Après la prise de la Bastille, le 14 juillet 1789, un mouvement révolutionnaire éclate en France, gagne la Corse. Le lieutenant d’artillerie Bonaparte, rentré à Ajaccio à la fin de septembre 1789, et Charles André Pozzo-di-Borgo, se montrent des enthousiastes des idées nouvelles, se signalent à l’attention publique. « Napoléon et moi, disait Pozzo, nous causions de ce qui était et de ce qui pouvait arriver. Nos têtes se montaient ; je puis dire que la sienne avait, à cet égard, la supériorité ».
Mais Paoli vient de rentrer en Corse, en juillet 1790, après 20 ans d’exil ; il est frappé par la parole éloquente, l’intelligence déliée de Pozzo ; il le fait désigner comme député extraordinaire, le 23 septembre 1790, pour présenter à l’Assemblée Nationale, avec Antoine Gentili, les adresses votées au Congrès d’Orezza, puis le 13 septembre 1791, il le fait élire député à la Législative.

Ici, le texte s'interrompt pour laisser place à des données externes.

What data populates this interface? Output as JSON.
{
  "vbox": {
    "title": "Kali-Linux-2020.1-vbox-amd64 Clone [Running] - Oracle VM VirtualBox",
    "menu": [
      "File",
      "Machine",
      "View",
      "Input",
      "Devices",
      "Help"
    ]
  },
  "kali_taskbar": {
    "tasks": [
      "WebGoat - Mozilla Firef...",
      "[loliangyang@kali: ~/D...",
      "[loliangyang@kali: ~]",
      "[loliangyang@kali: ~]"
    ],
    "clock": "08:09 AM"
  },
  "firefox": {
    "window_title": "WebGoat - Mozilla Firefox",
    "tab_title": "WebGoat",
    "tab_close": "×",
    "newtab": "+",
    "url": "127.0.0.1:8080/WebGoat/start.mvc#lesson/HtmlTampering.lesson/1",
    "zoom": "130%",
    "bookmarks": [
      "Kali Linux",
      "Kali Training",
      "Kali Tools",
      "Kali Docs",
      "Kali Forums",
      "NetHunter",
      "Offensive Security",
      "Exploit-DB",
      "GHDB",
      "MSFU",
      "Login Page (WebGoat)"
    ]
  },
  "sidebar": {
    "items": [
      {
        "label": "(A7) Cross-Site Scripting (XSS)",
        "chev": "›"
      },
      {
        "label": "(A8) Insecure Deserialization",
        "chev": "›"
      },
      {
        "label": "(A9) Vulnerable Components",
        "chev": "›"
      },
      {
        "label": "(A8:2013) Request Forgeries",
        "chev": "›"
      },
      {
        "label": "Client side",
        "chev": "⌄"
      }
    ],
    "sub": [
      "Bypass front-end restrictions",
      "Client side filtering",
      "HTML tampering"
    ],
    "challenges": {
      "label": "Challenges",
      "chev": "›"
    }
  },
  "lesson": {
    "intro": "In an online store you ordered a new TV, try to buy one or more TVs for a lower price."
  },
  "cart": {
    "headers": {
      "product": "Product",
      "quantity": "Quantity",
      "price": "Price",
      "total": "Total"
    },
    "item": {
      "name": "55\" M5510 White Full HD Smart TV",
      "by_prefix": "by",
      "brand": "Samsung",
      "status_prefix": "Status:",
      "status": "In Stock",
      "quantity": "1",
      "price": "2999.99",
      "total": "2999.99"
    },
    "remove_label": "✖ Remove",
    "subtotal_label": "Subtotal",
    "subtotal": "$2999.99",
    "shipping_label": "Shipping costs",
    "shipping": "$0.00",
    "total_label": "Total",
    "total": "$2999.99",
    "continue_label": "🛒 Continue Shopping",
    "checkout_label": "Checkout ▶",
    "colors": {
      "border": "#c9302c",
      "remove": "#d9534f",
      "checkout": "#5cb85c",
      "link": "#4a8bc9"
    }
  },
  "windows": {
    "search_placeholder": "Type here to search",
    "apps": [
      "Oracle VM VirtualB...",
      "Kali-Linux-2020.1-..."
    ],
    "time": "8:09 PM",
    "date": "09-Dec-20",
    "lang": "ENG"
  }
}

Le lieutenant Bonaparte prit-il ombrage de ce que Pozzo avait été nommé député à la Législative plutôt que son frère Joseph ? C’est fort probable. Mais un dissentiment sérieux allait bientôt se produire entre les Pozzo et les Bonaparte. Le 1er avril 1792, le lieutenant Bonaparte se faisait élire lieutenant-colonel des gardes nationales de la Corse, en ayant recours à un coup de force, contre Mathieu Pozzo-di-Borgo, le frère du député à la Législative. Dans ses notes de 1838, Pozzo paraît n’avoir gardé aucune amertune de cet incident. « Je reçus à Paris, dit-il, des protestations et des actes qui pouvaient faire annuler l’élection à cause des irrégularités qui l’avaient accompagnée. Loin d’y avoir égard, je donnai tort aux miens d’avoir voulu opposer le moindre obstacle à Napoléon et je les priai de se réconcilier ».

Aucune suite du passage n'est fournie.